Caring for a senior with Alzheimer’s disease or another dementia impacts your daily life. Preparing yourself, understanding your loved one’s experience, and seeking support from friends or family members can help make the process much easier.
Preparation and Education are Key
The more you learn about the disease of Alzheimer’s and its probable progression, the better grasp you’ll have on how it will progress over the years, the better off you’ll be when future challenges arise. In the face of early Alzheimer’s, for example, you can support your senior loved one’s independence and self-care. However, if the senior is already suffering from cognitive and physical regression, he or she will require 24-hour care at some point in the future.
Consult with the senior’s family physician about long-term care options that are best catered to his or her needs. Additionally, senior caregivers can learn about dementia by:
Join a local or online support group: You’re not alone in this fight. There’s a whole community of people out there who are going through the same scenarios and they’re eager to connect with new “friends.” What’s more, connecting with others who intimately understand what you’re going through can also reduce feelings of isolation, fear, and hopelessness.
Learn or update caregiving skills: For many senior caregivers, the job and its responsibilities were essentially laid at their doorsteps. It can be difficult to navigate the caring process. After all, caregivers don’t get a manual to study. However, you’ll find plenty of books, webinars and online training resources that provide up to date information related to dementia. Learning materials will cover symptoms, treatment and behavior management as they apply to Alzheimer’s disease.

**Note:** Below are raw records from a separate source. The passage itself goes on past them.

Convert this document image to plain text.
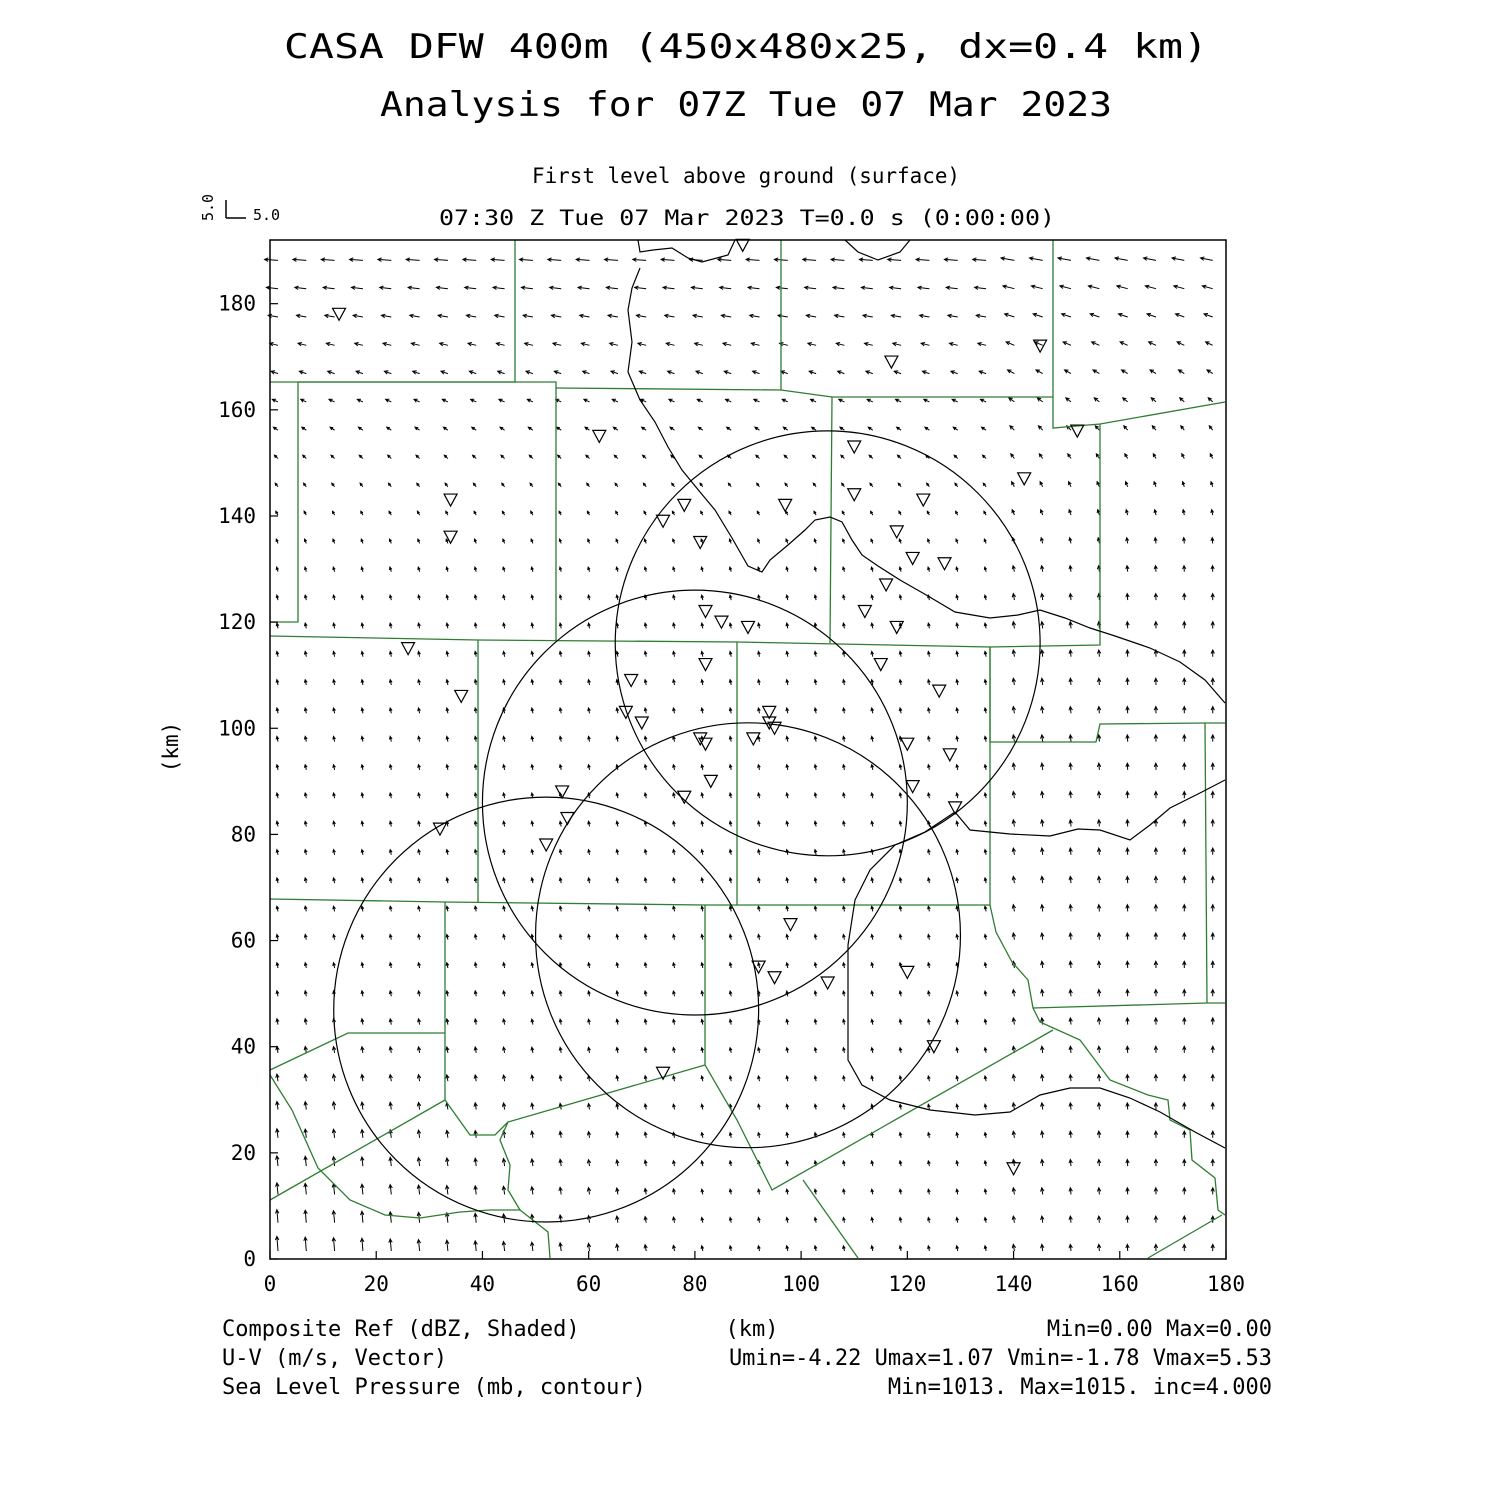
CASA DFW 400m (450x480x25, dx=0.4 km)
Analysis for 07Z Tue 07 Mar 2023
First level above ground (surface)
07:30 Z Tue 07 Mar 2023 T=0.0 s (0:00:00)
5.0 5.0
0	20	40	60	80	100	120	140	160	180
0
20
40
60
80
100
120
140
160
180
(km)
Composite Ref (dBZ, Shaded)	(km)	Min=0.00 Max=0.00
U-V (m/s, Vector)	Umin=-4.22 Umax=1.07 Vmin=-1.78 Vmax=5.53
Sea Level Pressure (mb, contour)	Min=1013. Max=1015. inc=4.000
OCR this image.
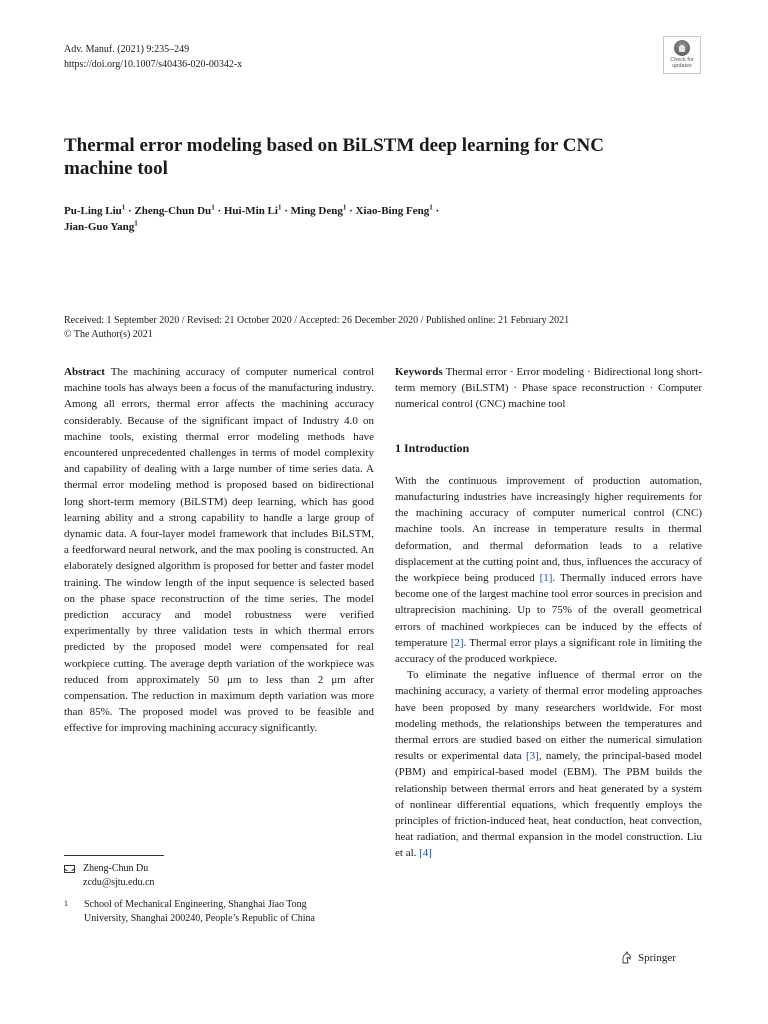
Adv. Manuf. (2021) 9:235–249
https://doi.org/10.1007/s40436-020-00342-x	Check for
updates
Thermal error modeling based on BiLSTM deep learning for CNC machine tool
Pu-Ling Liu$^1$ · Zheng-Chun $Du^1 \cdot Hui-Min$ $Li^1$ · Ming Deng$^1$ · Xiao-Bing Feng$^1$ ·
Jian-Guo Yang$^1$
Received: 1 September 2020 / Revised: 21 October 2020 / Accepted: 26 December 2020 / Published online: 21 February 2021
© The Author(s) 2021

Abstract The machining accuracy of computer numerical control machine tools has always been a focus of the manufacturing industry. Among all errors, thermal error affects the machining accuracy considerably. Because of the significant impact of Industry 4.0 on machine tools, existing thermal error modeling methods have encountered unprecedented challenges in terms of model complexity and capability of dealing with a large number of time series data. A thermal error modeling method is proposed based on bidirectional long short-term memory (BiLSTM) deep learning, which has good learning ability and a strong capability to handle a large group of dynamic data. A four-layer model framework that includes BiLSTM, a feedforward neural network, and the max pooling is constructed. An elaborately designed algorithm is proposed for better and faster model training. The window length of the input sequence is selected based on the phase space reconstruction of the time series. The model prediction accuracy and model robustness were verified experimentally by three validation tests in which thermal errors predicted by the proposed model were compensated for real workpiece cutting. The average depth variation of the workpiece was reduced from approximately 50 μm to less than 2 μm after compensation. The reduction in maximum depth variation was more than 85%. The proposed model was proved to be feasible and effective for improving machining accuracy significantly.

Keywords Thermal error · Error modeling · Bidirectional long short-term memory (BiLSTM) · Phase space reconstruction · Computer numerical control (CNC) machine tool

1 Introduction

With the continuous improvement of production automation, manufacturing industries have increasingly higher requirements for the machining accuracy of computer numerical control (CNC) machine tools. An increase in temperature results in thermal deformation, and thermal deformation leads to a relative displacement at the cutting point and, thus, influences the accuracy of the workpiece being produced [1]. Thermally induced errors have become one of the largest machine tool error sources in precision and ultraprecision machining. Up to 75% of the overall geometrical errors of machined workpieces can be induced by the effects of temperature [2]. Thermal error plays a significant role in limiting the accuracy of the produced workpiece.

To eliminate the negative influence of thermal error on the machining accuracy, a variety of thermal error modeling approaches have been proposed by many researchers worldwide. For most modeling methods, the relationships between the temperatures and thermal errors are studied based on either the numerical simulation results or experimental data [3], namely, the principal-based model (PBM) and empirical-based model (EBM). The PBM builds the relationship between thermal errors and heat generated by a system of nonlinear differential equations, which frequently employs the principles of friction-induced heat, heat conduction, heat convection, heat radiation, and thermal expansion in the model construction. Liu et al. [4]

Zheng-Chun Du
zcdu@sjtu.edu.cn
1	School of Mechanical Engineering, Shanghai Jiao Tong
University, Shanghai 200240, People’s Republic of China
Springer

Take advantage of your available resources: You can find a ton of local and online resources meant to make the act of senior caregiving more effective. You can start the search by visiting the Alzheimer’s Association and finding the contact information for local support groups or events. These organizations generally offer practical support, help lines, advice, and training for caregivers and their families. They can also put you in touch with local support groups.